Lufkin pleaded guilty to offering and making or planning to make total payments of nearly $30 million to influence the award of an engineering, procurement, and construction (EPC) contract in 2013 for the Upper Zakum UZ750 Field Development Project, in addition to a variation to that contract in 2014, and a FEED contract in 2014 for the Bab Integrated Facilities Project, reported Oil & Gas Middle East on Tuesday.
“Business integrity and ethical conduct are at the core of ADNOC’s values, and we remain committed to maintaining the highest standards of ethics and compliance across all of our commercial relationships,” a spokesperson for UAE’s state-owned Abu Dhabi National Oil Company (ADNOC) said.

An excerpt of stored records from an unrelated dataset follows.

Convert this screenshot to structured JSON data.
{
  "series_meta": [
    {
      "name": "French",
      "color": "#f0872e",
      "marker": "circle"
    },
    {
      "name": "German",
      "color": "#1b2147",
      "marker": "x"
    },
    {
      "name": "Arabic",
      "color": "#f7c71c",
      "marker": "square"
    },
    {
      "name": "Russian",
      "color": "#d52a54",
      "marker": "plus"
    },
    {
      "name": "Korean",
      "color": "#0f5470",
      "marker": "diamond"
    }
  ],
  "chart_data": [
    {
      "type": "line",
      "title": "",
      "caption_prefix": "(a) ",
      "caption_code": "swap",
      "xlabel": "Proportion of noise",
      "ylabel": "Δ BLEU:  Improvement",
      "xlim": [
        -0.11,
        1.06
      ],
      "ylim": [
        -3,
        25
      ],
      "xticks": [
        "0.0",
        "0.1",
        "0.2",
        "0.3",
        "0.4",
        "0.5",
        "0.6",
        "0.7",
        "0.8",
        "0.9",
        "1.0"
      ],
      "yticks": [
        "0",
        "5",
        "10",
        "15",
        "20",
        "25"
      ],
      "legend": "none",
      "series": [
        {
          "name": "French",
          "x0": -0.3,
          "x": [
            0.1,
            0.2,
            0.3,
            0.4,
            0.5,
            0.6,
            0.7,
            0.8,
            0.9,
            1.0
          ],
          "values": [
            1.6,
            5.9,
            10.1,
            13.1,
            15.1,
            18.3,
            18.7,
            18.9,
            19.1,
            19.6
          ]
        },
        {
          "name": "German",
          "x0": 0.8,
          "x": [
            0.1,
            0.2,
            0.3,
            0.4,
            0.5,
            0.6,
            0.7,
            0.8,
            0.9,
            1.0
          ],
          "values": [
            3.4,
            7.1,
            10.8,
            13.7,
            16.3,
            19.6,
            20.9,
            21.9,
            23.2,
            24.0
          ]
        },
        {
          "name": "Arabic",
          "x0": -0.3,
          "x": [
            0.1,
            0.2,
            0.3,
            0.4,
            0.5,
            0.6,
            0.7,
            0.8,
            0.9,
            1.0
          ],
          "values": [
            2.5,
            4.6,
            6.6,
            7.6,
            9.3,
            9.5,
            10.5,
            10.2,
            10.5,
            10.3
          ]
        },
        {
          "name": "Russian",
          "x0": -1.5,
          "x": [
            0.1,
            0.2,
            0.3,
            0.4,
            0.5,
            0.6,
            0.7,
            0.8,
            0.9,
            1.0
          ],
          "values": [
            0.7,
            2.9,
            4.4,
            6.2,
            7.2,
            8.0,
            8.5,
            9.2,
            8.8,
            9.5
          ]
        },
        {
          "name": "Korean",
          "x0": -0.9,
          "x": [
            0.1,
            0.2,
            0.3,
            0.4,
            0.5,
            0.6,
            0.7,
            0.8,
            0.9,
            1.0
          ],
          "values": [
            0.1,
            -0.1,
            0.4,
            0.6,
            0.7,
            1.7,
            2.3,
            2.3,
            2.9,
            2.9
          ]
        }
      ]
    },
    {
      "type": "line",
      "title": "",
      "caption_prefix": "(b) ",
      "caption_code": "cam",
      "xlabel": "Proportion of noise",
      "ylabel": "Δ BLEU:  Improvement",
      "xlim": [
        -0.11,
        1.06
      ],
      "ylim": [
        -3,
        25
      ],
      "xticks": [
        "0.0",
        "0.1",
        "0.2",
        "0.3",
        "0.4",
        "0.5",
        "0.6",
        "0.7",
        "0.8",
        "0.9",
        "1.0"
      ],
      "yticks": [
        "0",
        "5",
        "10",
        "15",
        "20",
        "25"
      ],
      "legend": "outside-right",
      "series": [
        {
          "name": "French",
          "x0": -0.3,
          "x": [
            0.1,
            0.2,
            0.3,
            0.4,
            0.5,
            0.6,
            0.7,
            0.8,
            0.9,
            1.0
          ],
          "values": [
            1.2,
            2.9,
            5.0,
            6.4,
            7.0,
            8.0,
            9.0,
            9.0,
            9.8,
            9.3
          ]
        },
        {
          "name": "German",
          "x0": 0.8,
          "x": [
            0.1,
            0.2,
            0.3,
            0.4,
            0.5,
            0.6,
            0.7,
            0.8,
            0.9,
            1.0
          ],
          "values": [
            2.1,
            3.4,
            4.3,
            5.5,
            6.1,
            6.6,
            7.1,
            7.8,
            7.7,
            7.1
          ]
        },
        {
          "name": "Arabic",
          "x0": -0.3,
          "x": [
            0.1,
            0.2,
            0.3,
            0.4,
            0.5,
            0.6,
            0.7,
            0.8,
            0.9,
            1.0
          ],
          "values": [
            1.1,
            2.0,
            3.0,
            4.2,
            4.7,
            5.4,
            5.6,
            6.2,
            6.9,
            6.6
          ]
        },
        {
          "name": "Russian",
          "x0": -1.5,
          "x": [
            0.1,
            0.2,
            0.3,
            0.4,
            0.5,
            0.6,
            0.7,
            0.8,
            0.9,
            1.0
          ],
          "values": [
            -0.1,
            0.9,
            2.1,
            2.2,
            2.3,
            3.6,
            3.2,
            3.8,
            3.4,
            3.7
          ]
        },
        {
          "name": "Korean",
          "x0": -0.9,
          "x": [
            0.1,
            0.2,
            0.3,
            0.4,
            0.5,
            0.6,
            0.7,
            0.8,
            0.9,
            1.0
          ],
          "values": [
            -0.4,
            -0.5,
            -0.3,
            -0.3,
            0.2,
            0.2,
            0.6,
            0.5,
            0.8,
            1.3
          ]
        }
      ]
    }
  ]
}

“Given the [Serious Fraud Office]’s ongoing investigations, ADNOC Group can no longer maintain its current engagement with Petrofac,” he continued.
Petrofac wrote in a press statement that it would continue to execute work on two EPC projects for ADNOC that are already under construction. It also claimed that “ADNOC has stated that it recognises the long-standing nature of its relationship with Petrofac and has confirmed that its decision will be reviewed on a periodic basis.”
The London-listed company saw its share price drop by more than 8 percent after the news was disclosed. Approximately 10 percent of Petrofac’s contract revenue came from the UAE in 2019, when the nation was its third largest market at that time, after Oman (25 percent) and Kuwait (15 percent).
The former executive had already pleaded guilty to 11 bribery charges brought forth by Britain’s Serious Fraud Office (SFO) involving contracts in Iraq worth more than $730 million and in Saudi Arabia worth more than $3.5 billion, both in February 2019.
The charges by the SFO include payments of $2.2 million “by Petrofac to two agents in respect of a $329.7 million EPC contract on the Badra oilfield in Iraq.” The Badra Phase One EPC contract was awarded to Petrofac in February 2012.
The SFO also noted further offers of payment to influence contract variations and the extension of a related operations and maintenance (O&M) contract; Petrofac was not awarded either of the contracts and payments were not made.
Payments regarding the Fao Terminal project in Iraq were also included among the SFO’s charges, which noted that $4 million in payment were made by Petrofac with regards to an O&M contract, awarded to the company in August 2012 and extended for the next three years. SFO estimates that this was worth around $400 million to Petrofac.
In Saudi Arabia, charges involve three downstream projects. The SFO lists the EPC contract for Petro Rabigh Phase II Petrochemical Expansion Project, worth close to $463 million, for which the SFO says “payments of approximately $5.8 million were ultimately made by Petrofac to its agent.”
Regarding the Jazan Refinery and Terminal Project EPC contracts, worth an estimated $1.7 billion, which were awarded to Petrofac in December 2012, Petrofac made payments of approximately $21.4 million to its agent.
Petrofac also paid approximately $19.5 million to its agent in respect to the EPC contract for a sulphur recovery plant as part of the Fadhili Gas Plant Project, which was awarded in November 2015 and is worth an estimated $1.56 billion.
The SFO noted that its investigation into Petrofac and its activities is ongoing.